Nach der schweren Kost der letzten Tage mit Maria Magdalena springen wir heute in das leichte, fröhliche Rokoko. Zum Antoine Watteau mit seinem monumentale 3 Meter breiten Gemälde „Das Ladenschild des Kunsthändlers Gersaint“
Wir blicken von der Strasse aus in das Innere einer Gemäldegalerie in Paris, welches voller Kunden ist, gut gekleidet, vornehm, elegant. Sie stehen diagonal von links unten nach rechts oben ausgerichtet, sozusagen von der Strassenseite aus bis in das Innere hin, einerseits als versteckte Aufforderung, den Laden zu betreten, zweitens wird auch so der Vorgang des Kaufes versinnbildlicht.
Links betritt gerade ein junges Paar den Laden. Die Dame steht sogar noch mit einem Fuss auf dem Trottoir und ist erst im Begriff, den Raum zu betreten. Gerade als sie hereinkommen, wird ein Porträt vom Ludwig XIV. verpackt, schön in Stroh, damit es nicht bechädigt wird. Ein zweiter Diener, der einen Spiegel trägt, schaut neugierig rein, auch der Lastenträger steht bereit, um die schwere Kiste zu tragen. Das Porträt, eine Replik von Rigauds Gemälde, ist ein dezenter Hinweis auf den alten Namen des Ladens Gersaint: „Au Grand Monarque“
Weiter rechts sehen wir ein zweites Paar, welches sich intensiv ein ovales Gemälde anschaut, möglicherweise „Diana entdeckt die Schwangerschaft der Castillo“. Die ältere Dame hält ein Lorgnon in der Hand, um sich die gezeichnete Natur genauer anzuschauen, während ihr Mann auf dem Boden kniet… um die im Kunstwerk abgebildeten Nackten besser zu sehen. Typisch Watteau, dieser kleine Scherz… Der Herr ist offenbar schon ganz schön steif im Rücken, so mühsam, wie er sich beugt und sich sogar auf sein Spazierstock stützen muss, was aber seinem Interesse an schönen Nymphen natürlich keinen Abbruch tut…
Die dritte Gruppe befindet sich nun am Verkaufstresen. Die elegante Dame sitzt, im exakten Gegensatz zu der Frau in Rosa links, die uns den Rücken zuwendet, komplett nach vorne gedreht. Zusammen mit zwei Herren blicken sie einen von der Verkäuferin präsentierten Spiegel rein, natürlich mit der vornehmen Gelassenheit und Langeweile, die ihrem Stand angemessen ist.

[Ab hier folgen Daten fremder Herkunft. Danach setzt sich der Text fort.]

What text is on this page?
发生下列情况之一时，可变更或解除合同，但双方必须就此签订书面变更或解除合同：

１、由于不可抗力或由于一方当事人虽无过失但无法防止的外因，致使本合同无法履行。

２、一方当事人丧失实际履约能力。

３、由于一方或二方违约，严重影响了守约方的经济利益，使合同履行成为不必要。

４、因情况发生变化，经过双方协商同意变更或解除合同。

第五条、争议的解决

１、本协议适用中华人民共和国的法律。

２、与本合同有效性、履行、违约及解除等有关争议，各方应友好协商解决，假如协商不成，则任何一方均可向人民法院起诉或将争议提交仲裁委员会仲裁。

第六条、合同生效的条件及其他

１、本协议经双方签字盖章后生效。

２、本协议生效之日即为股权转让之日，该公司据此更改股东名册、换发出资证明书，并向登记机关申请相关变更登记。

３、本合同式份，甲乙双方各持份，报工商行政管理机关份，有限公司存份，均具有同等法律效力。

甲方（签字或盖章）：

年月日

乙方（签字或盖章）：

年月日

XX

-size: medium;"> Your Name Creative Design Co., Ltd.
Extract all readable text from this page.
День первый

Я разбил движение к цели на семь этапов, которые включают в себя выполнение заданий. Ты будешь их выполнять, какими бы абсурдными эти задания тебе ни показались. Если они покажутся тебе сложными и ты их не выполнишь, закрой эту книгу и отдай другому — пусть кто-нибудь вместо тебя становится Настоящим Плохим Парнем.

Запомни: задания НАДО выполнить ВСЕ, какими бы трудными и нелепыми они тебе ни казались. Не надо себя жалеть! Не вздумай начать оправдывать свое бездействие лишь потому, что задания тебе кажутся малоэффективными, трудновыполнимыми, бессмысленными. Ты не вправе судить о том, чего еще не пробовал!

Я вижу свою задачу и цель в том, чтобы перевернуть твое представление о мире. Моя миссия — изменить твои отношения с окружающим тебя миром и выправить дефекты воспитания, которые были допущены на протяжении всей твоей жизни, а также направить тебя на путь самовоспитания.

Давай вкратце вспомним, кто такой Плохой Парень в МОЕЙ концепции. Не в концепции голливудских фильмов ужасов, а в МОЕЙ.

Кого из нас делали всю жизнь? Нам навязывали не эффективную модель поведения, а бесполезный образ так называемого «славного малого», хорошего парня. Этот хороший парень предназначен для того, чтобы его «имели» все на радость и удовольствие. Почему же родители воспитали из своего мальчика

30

Und der Hund rechts? Das ist eben nur ein Hund 😉
Wirft man einen genaueren Blick auf das Gemälde, so wirkt der Strohbündel links etwas unpassend. Vermutlich handelt es sich um eine Übermalung von Jean-Baptiste Pater, Watteaus Schüler. Eigentlich war da nämlich eine mit Stroh beladene Karre vorgesehen.
Dass wir das Gemälde überhaupt noch betrachten können, ist schon fast ein Wunder. Es war nämlich, als Ladenreklame, unter dem Vordach dirrekt über dem Schaufenster ausgestellt, Wind und Wetter völlig ungeschützt. Na ja, es war ja auch kein Gemälde für die Galerie, sondern eben nur gewöhnliche Ladenreklame. Und es war mal größer, ein gut 30 cm breiter Streifen wurde irgendwann von irgendwem (möglicherweise Pater) abgeschnitten, um beide Teile in ihrem Format aneinander anzupassen.
Mittlerweile steht es im Konzertzimmer im Schloss Charlottenburg, wohin es ca 1744 vom Friedrich dem Großen durch die Vermittlung von Friedrich Rudolph Graf von Rothenburg gekauft wurde. Für 8000 Livres, eine Summe, über die sich der Alte Fritz entsetzt als „exorbitant“ geäußert hatte. Meines Erachtens hat es sich aber gelohnt!